Demedicalize Architecture
http://places.designobserver.com/feature/imperfect-health-demedicalize-architecture/32928/
Kayt Brumder, Breathing Room, thesis project at The Cooper Union, New York, 2009. [© Kayt Brumder; all images courtesy of the Canadian Centre for Architecture]
We live in a state of pervasive anxiety. Every day we are confronted with environmental problems: the energy crisis, pollution, decreasing biodiversity, climate change, new epidemics, the externalities of industrial production and consumerist lifestyles. We perceive our bodies as constantly at risk (from sources difficult to pinpoint) of contamination and disease. This increasing concern and obsession with health and well-being, mainly among urban populations in the West, is triggering an inevitable process of medicalization; ordinary problems are increasingly defined in medical terms and understood through a medical framework. [1]
We are so carried away by the idea of health that we have created a new moralistic philosophy: healthism. [2] Health is no longer identified primarily with the absence of illness, but with a state of general well-being concerning all types of functioning, from physical and biological to social and cultural. Nevertheless, our ambition for total well-being is fragmented and parcelled out through disconnected policies and actions. The production of a healthier body to withstand (inevitable) deterioration is today achieved through voluntary biomedical interventions and individual efforts (“staying in shape”), supported by new environmental urban planning policies.

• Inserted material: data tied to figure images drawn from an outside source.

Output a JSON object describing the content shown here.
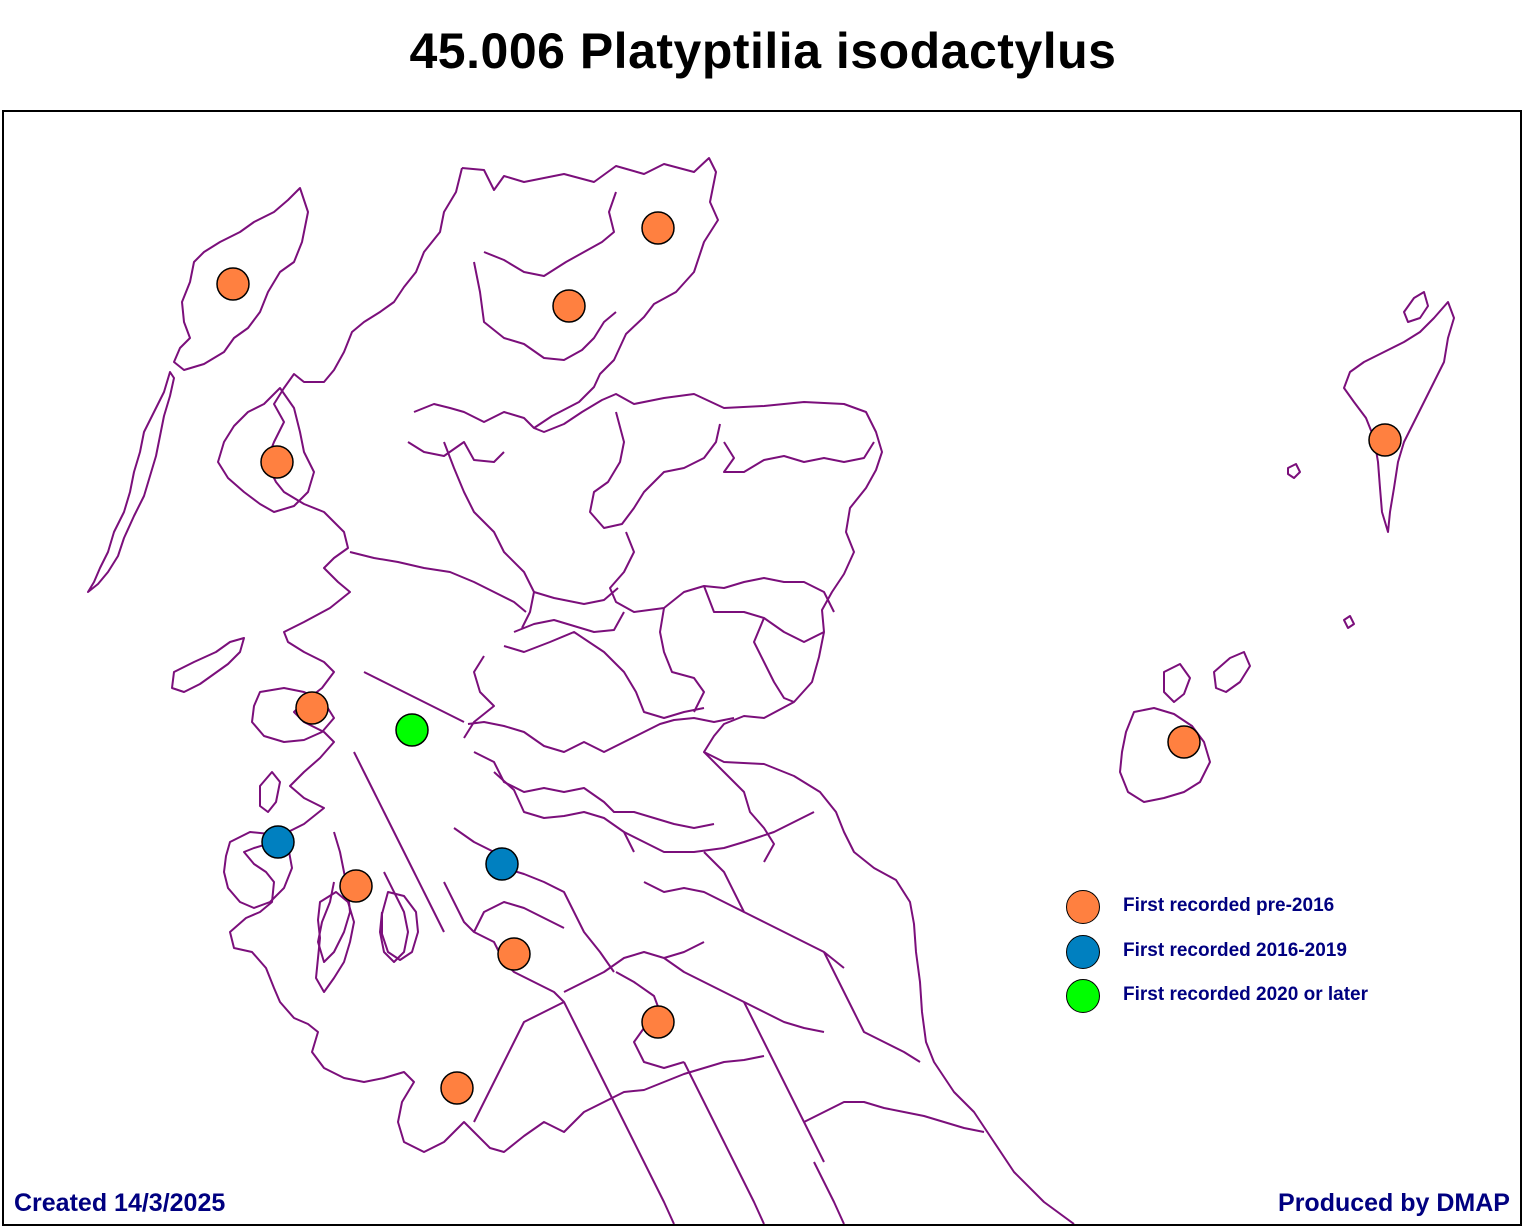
{
  "title": "45.006 Platyptilia isodactylus",
  "created": "Created 14/3/2025",
  "produced": "Produced by DMAP",
  "colors": {
    "boundary": "#7b0f7b",
    "pre_2016": "#ff8040",
    "r2016_2019": "#0080c0",
    "r2020_later": "#00ff00"
  },
  "legend": [
    {
      "label": "First recorded pre-2016",
      "color": "#ff8040"
    },
    {
      "label": "First recorded 2016-2019",
      "color": "#0080c0"
    },
    {
      "label": "First recorded 2020 or later",
      "color": "#00ff00"
    }
  ],
  "records": [
    {
      "category": "pre-2016"
    },
    {
      "category": "pre-2016"
    },
    {
      "category": "pre-2016"
    },
    {
      "category": "pre-2016"
    },
    {
      "category": "pre-2016"
    },
    {
      "category": "2020 or later"
    },
    {
      "category": "2016-2019"
    },
    {
      "category": "pre-2016"
    },
    {
      "category": "2016-2019"
    },
    {
      "category": "pre-2016"
    },
    {
      "category": "pre-2016"
    },
    {
      "category": "pre-2016"
    },
    {
      "category": "pre-2016"
    },
    {
      "category": "pre-2016"
    }
  ]
}
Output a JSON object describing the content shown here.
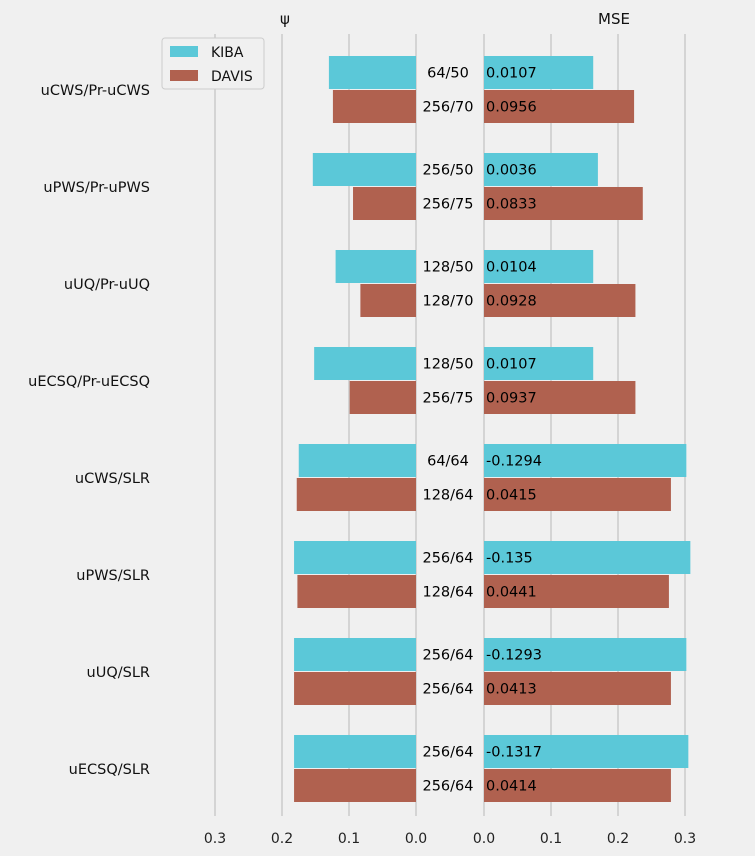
{
  "chart_data": {
    "type": "bar",
    "orientation": "horizontal",
    "categories": [
      "uCWS/Pr-uCWS",
      "uPWS/Pr-uPWS",
      "uUQ/Pr-uUQ",
      "uECSQ/Pr-uECSQ",
      "uCWS/SLR",
      "uPWS/SLR",
      "uUQ/SLR",
      "uECSQ/SLR"
    ],
    "left_panel": {
      "title": "ψ",
      "xlim": [
        0,
        0.3
      ],
      "inverted": true,
      "ticks": [
        "0.3",
        "0.2",
        "0.1",
        "0.0"
      ],
      "series": [
        {
          "name": "KIBA",
          "color": "#5bc8d8",
          "values": [
            0.13,
            0.154,
            0.12,
            0.152,
            0.175,
            0.182,
            0.182,
            0.182
          ]
        },
        {
          "name": "DAVIS",
          "color": "#b0614f",
          "values": [
            0.124,
            0.094,
            0.083,
            0.099,
            0.178,
            0.177,
            0.182,
            0.182
          ]
        }
      ]
    },
    "middle_labels": {
      "KIBA": [
        "64/50",
        "256/50",
        "128/50",
        "128/50",
        "64/64",
        "256/64",
        "256/64",
        "256/64"
      ],
      "DAVIS": [
        "256/70",
        "256/75",
        "128/70",
        "256/75",
        "128/64",
        "128/64",
        "256/64",
        "256/64"
      ]
    },
    "right_panel": {
      "title": "MSE",
      "xlim": [
        0,
        0.3
      ],
      "ticks": [
        "0.0",
        "0.1",
        "0.2",
        "0.3"
      ],
      "series": [
        {
          "name": "KIBA",
          "color": "#5bc8d8",
          "values": [
            0.163,
            0.17,
            0.163,
            0.163,
            0.302,
            0.308,
            0.302,
            0.305
          ],
          "labels": [
            "0.0107",
            "0.0036",
            "0.0104",
            "0.0107",
            "-0.1294",
            "-0.135",
            "-0.1293",
            "-0.1317"
          ]
        },
        {
          "name": "DAVIS",
          "color": "#b0614f",
          "values": [
            0.224,
            0.237,
            0.226,
            0.226,
            0.279,
            0.276,
            0.279,
            0.279
          ],
          "labels": [
            "0.0956",
            "0.0833",
            "0.0928",
            "0.0937",
            "0.0415",
            "0.0441",
            "0.0413",
            "0.0414"
          ]
        }
      ]
    },
    "legend": {
      "position": "top-left",
      "entries": [
        "KIBA",
        "DAVIS"
      ]
    },
    "grid": true
  }
}
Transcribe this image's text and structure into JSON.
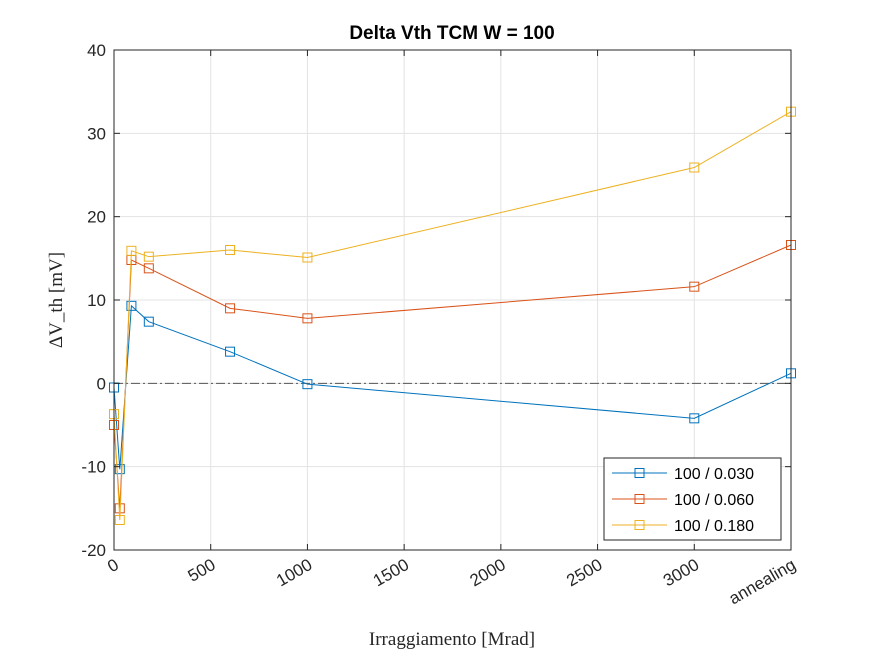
{
  "chart_data": {
    "type": "line",
    "title": "Delta Vth TCM W = 100",
    "xlabel": "Irraggiamento [Mrad]",
    "ylabel": "ΔV_th [mV]",
    "xlim": [
      0,
      3500
    ],
    "ylim": [
      -20,
      40
    ],
    "x_ticks": [
      0,
      500,
      1000,
      1500,
      2000,
      2500,
      3000,
      3500
    ],
    "x_tick_labels": [
      "0",
      "500",
      "1000",
      "1500",
      "2000",
      "2500",
      "3000",
      "annealing"
    ],
    "y_ticks": [
      -20,
      -10,
      0,
      10,
      20,
      30,
      40
    ],
    "y_tick_labels": [
      "-20",
      "-10",
      "0",
      "10",
      "20",
      "30",
      "40"
    ],
    "grid": true,
    "legend_position": "bottom-right",
    "x": [
      0,
      30,
      90,
      180,
      600,
      1000,
      3000,
      3500
    ],
    "series": [
      {
        "name": "100 / 0.030",
        "color": "#0072BD",
        "values": [
          -0.5,
          -10.3,
          9.3,
          7.4,
          3.8,
          -0.1,
          -4.2,
          1.2
        ]
      },
      {
        "name": "100 / 0.060",
        "color": "#D95319",
        "values": [
          -5.0,
          -15.0,
          14.8,
          13.8,
          9.0,
          7.8,
          11.6,
          16.6
        ]
      },
      {
        "name": "100 / 0.180",
        "color": "#EDB120",
        "values": [
          -3.7,
          -16.4,
          15.9,
          15.2,
          16.0,
          15.1,
          25.9,
          32.6
        ]
      }
    ],
    "reference_line": {
      "y": 0,
      "style": "dash-dot",
      "color": "#000000"
    },
    "marker": "square"
  }
}
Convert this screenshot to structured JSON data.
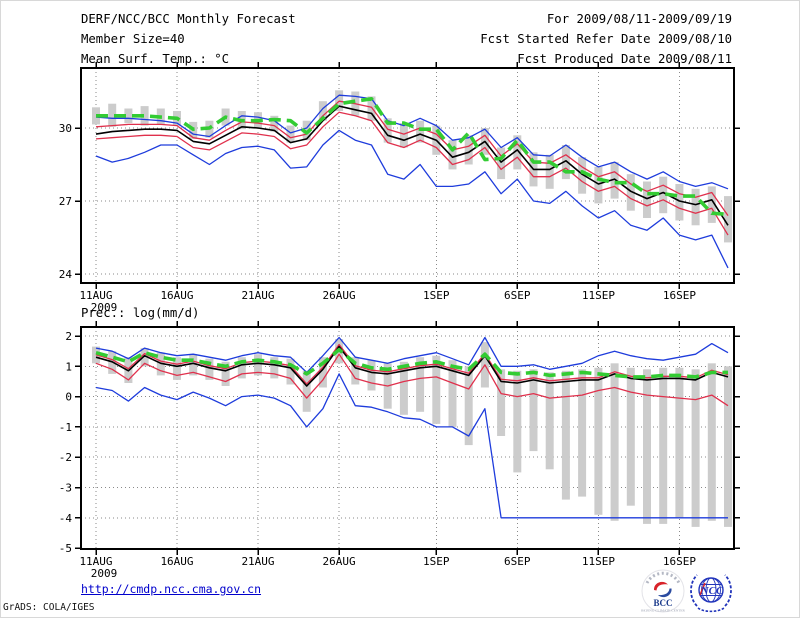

Contemporary architecture and urban planning seem to address uncritically the conditions and context in which this discourse on health is developing. In most cases, the design disciplines rely on an abstract, scientific notion of health, and very literally adopt concepts such as “population,” “community,” “citizen,” “nature,” “green,” “development,” “city” and “body” into a professionalized, disciplinary discourse that simply echoes the ambiguities characteristic of current debate. Practitioners also ignore the fact that economic processes are closely intertwined with environmental processes, and especially that concepts of the body, health and sickness are products of history, politics, economics and culture. To properly “diagnose” urban problems, we must not speak of health in abstract terms, but rather of various ideas and states of health. As Jonathan M. Metzl has noted, “‘health’ is a term replete with value judgments, hierarchies and blind assumptions that speak as much about power and privilege as they do about well-being. Health is a desired state, but it is also a prescribed state and an ideological position.” [3]
The book and exhibition Imperfect Health do not represent a comprehensive survey of the relationships between health, architecture, cities and the environment. On the contrary, we mean to highlight some of the uncertainties and contradictions present in ideas of health and health care that are emerging in Western countries today, particularly in Europe and North America.